Use system recommendations to introduce security
Existing permissions
The security audit log is evaluated via the SM20 or SM20N transaction or the RSAU_SELECT_EVENTS report. We recommend using the report as you have more options to personalise the evaluation and to include archived logs of different application servers in the evaluation.
The panel menus also simplify the maintenance of permissions to the audit structures. You can select the audit structures or area menus you use in role editing and import them into the roles as menus. If you want to set up a constraint on AIS users to specific audit structures or protect individual audits from access, you can use the S_SAIS authorization object. This object controls access to the audit structures or the audit numbers of individual audits.
Security Automation for SAP Security Checks
The view of the executable transactions may differ from the transactions for which the user has permissions, because the RSUSR010 report displays only the transactions that are actually executable. Not only does the transaction need to be started by the S_TCODE authorization object, but the following conditions must also be met: For certain transactions, there are additional permission checks that are performed before the transaction starts. These eligibility objects are then additionally entered in the transaction SE93 (Table TSTCA). For example, queries against the P_TCODE, Q_TCODE, or S_TABU_DIS authorization objects. The transaction code must be valid (i.e. entered in the TSTC table) and must not be locked by the system administrator (in the SM01 transaction).

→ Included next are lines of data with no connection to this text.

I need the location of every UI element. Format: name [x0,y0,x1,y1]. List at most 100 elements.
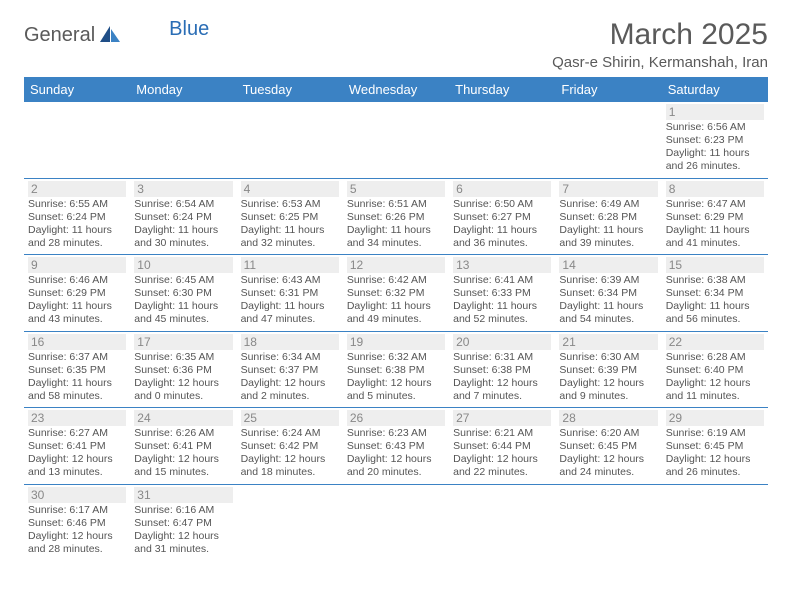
day-info: Sunrise: 6:38 AMSunset: 6:34 PMDaylight:… [666,274,764,327]
calendar-cell-empty [24,102,130,178]
calendar-cell: 2Sunrise: 6:55 AMSunset: 6:24 PMDaylight… [24,178,130,255]
calendar-cell: 29Sunrise: 6:19 AMSunset: 6:45 PMDayligh… [662,408,768,485]
day-number: 15 [666,257,764,273]
day-number: 13 [453,257,551,273]
calendar-cell-empty [343,484,449,560]
day-number: 17 [134,334,232,350]
calendar-row: 2Sunrise: 6:55 AMSunset: 6:24 PMDaylight… [24,178,768,255]
weekday-header: Saturday [662,77,768,102]
calendar-cell: 11Sunrise: 6:43 AMSunset: 6:31 PMDayligh… [237,255,343,332]
day-info: Sunrise: 6:55 AMSunset: 6:24 PMDaylight:… [28,198,126,251]
calendar-row: 30Sunrise: 6:17 AMSunset: 6:46 PMDayligh… [24,484,768,560]
day-number: 1 [666,104,764,120]
day-number: 14 [559,257,657,273]
calendar-row: 9Sunrise: 6:46 AMSunset: 6:29 PMDaylight… [24,255,768,332]
day-number: 4 [241,181,339,197]
calendar-cell: 18Sunrise: 6:34 AMSunset: 6:37 PMDayligh… [237,331,343,408]
day-number: 16 [28,334,126,350]
calendar-cell: 27Sunrise: 6:21 AMSunset: 6:44 PMDayligh… [449,408,555,485]
calendar-cell: 16Sunrise: 6:37 AMSunset: 6:35 PMDayligh… [24,331,130,408]
calendar-cell: 3Sunrise: 6:54 AMSunset: 6:24 PMDaylight… [130,178,236,255]
header: General Blue March 2025 Qasr-e Shirin, K… [24,18,768,71]
day-info: Sunrise: 6:32 AMSunset: 6:38 PMDaylight:… [347,351,445,404]
day-number: 12 [347,257,445,273]
calendar-row: 1Sunrise: 6:56 AMSunset: 6:23 PMDaylight… [24,102,768,178]
calendar-cell-empty [662,484,768,560]
day-info: Sunrise: 6:23 AMSunset: 6:43 PMDaylight:… [347,427,445,480]
day-info: Sunrise: 6:28 AMSunset: 6:40 PMDaylight:… [666,351,764,404]
calendar-row: 16Sunrise: 6:37 AMSunset: 6:35 PMDayligh… [24,331,768,408]
day-info: Sunrise: 6:34 AMSunset: 6:37 PMDaylight:… [241,351,339,404]
weekday-header-row: SundayMondayTuesdayWednesdayThursdayFrid… [24,77,768,102]
day-info: Sunrise: 6:39 AMSunset: 6:34 PMDaylight:… [559,274,657,327]
day-number: 28 [559,410,657,426]
calendar-cell: 25Sunrise: 6:24 AMSunset: 6:42 PMDayligh… [237,408,343,485]
calendar-cell-empty [449,102,555,178]
calendar-cell-empty [237,102,343,178]
day-info: Sunrise: 6:17 AMSunset: 6:46 PMDaylight:… [28,504,126,557]
day-info: Sunrise: 6:21 AMSunset: 6:44 PMDaylight:… [453,427,551,480]
calendar-cell-empty [130,102,236,178]
weekday-header: Wednesday [343,77,449,102]
day-number: 2 [28,181,126,197]
title-block: March 2025 Qasr-e Shirin, Kermanshah, Ir… [552,18,768,71]
day-info: Sunrise: 6:31 AMSunset: 6:38 PMDaylight:… [453,351,551,404]
logo: General Blue [24,18,163,47]
day-number: 9 [28,257,126,273]
calendar-cell: 12Sunrise: 6:42 AMSunset: 6:32 PMDayligh… [343,255,449,332]
calendar-cell: 28Sunrise: 6:20 AMSunset: 6:45 PMDayligh… [555,408,661,485]
day-info: Sunrise: 6:50 AMSunset: 6:27 PMDaylight:… [453,198,551,251]
day-number: 25 [241,410,339,426]
calendar-cell: 30Sunrise: 6:17 AMSunset: 6:46 PMDayligh… [24,484,130,560]
calendar-cell: 19Sunrise: 6:32 AMSunset: 6:38 PMDayligh… [343,331,449,408]
calendar-cell: 5Sunrise: 6:51 AMSunset: 6:26 PMDaylight… [343,178,449,255]
calendar-cell: 24Sunrise: 6:26 AMSunset: 6:41 PMDayligh… [130,408,236,485]
calendar-body: 1Sunrise: 6:56 AMSunset: 6:23 PMDaylight… [24,102,768,560]
day-info: Sunrise: 6:56 AMSunset: 6:23 PMDaylight:… [666,121,764,174]
logo-sail-icon [99,25,121,48]
day-info: Sunrise: 6:37 AMSunset: 6:35 PMDaylight:… [28,351,126,404]
calendar-cell: 9Sunrise: 6:46 AMSunset: 6:29 PMDaylight… [24,255,130,332]
day-info: Sunrise: 6:47 AMSunset: 6:29 PMDaylight:… [666,198,764,251]
day-info: Sunrise: 6:20 AMSunset: 6:45 PMDaylight:… [559,427,657,480]
day-info: Sunrise: 6:43 AMSunset: 6:31 PMDaylight:… [241,274,339,327]
day-number: 6 [453,181,551,197]
day-number: 19 [347,334,445,350]
calendar-cell: 14Sunrise: 6:39 AMSunset: 6:34 PMDayligh… [555,255,661,332]
calendar-cell: 22Sunrise: 6:28 AMSunset: 6:40 PMDayligh… [662,331,768,408]
weekday-header: Sunday [24,77,130,102]
day-number: 5 [347,181,445,197]
calendar-cell-empty [555,102,661,178]
day-number: 29 [666,410,764,426]
day-info: Sunrise: 6:30 AMSunset: 6:39 PMDaylight:… [559,351,657,404]
calendar-row: 23Sunrise: 6:27 AMSunset: 6:41 PMDayligh… [24,408,768,485]
day-number: 3 [134,181,232,197]
day-info: Sunrise: 6:41 AMSunset: 6:33 PMDaylight:… [453,274,551,327]
calendar-cell: 23Sunrise: 6:27 AMSunset: 6:41 PMDayligh… [24,408,130,485]
day-number: 10 [134,257,232,273]
day-number: 23 [28,410,126,426]
day-info: Sunrise: 6:51 AMSunset: 6:26 PMDaylight:… [347,198,445,251]
calendar-cell: 1Sunrise: 6:56 AMSunset: 6:23 PMDaylight… [662,102,768,178]
day-number: 7 [559,181,657,197]
day-info: Sunrise: 6:35 AMSunset: 6:36 PMDaylight:… [134,351,232,404]
day-number: 11 [241,257,339,273]
location: Qasr-e Shirin, Kermanshah, Iran [552,54,768,71]
weekday-header: Thursday [449,77,555,102]
calendar-cell: 6Sunrise: 6:50 AMSunset: 6:27 PMDaylight… [449,178,555,255]
day-info: Sunrise: 6:26 AMSunset: 6:41 PMDaylight:… [134,427,232,480]
calendar-cell-empty [449,484,555,560]
calendar-cell: 8Sunrise: 6:47 AMSunset: 6:29 PMDaylight… [662,178,768,255]
weekday-header: Tuesday [237,77,343,102]
calendar-cell: 20Sunrise: 6:31 AMSunset: 6:38 PMDayligh… [449,331,555,408]
day-number: 22 [666,334,764,350]
calendar-cell: 13Sunrise: 6:41 AMSunset: 6:33 PMDayligh… [449,255,555,332]
day-info: Sunrise: 6:54 AMSunset: 6:24 PMDaylight:… [134,198,232,251]
calendar-cell: 4Sunrise: 6:53 AMSunset: 6:25 PMDaylight… [237,178,343,255]
day-number: 21 [559,334,657,350]
month-title: March 2025 [552,18,768,52]
day-info: Sunrise: 6:24 AMSunset: 6:42 PMDaylight:… [241,427,339,480]
day-info: Sunrise: 6:27 AMSunset: 6:41 PMDaylight:… [28,427,126,480]
calendar-cell: 10Sunrise: 6:45 AMSunset: 6:30 PMDayligh… [130,255,236,332]
day-info: Sunrise: 6:42 AMSunset: 6:32 PMDaylight:… [347,274,445,327]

The best way for companies to combat historically grown uncontrolled growth in authorizations is to prevent it. An analysis of whether the current authorization concept is sufficient for the company helps here.
With "Shortcut for SAP systems" you can automate the assignment of roles after a go-live.
Basically, with context-dependent authorizations, the authorization objects are supplemented by structural authorization profiles.
The website www.sap-corner.de offers a lot of useful information about SAP authorizations.
For this reason, tools for technical analysis must be used regularly to provide the status quo of authorization assignment and thus the basis for optimization.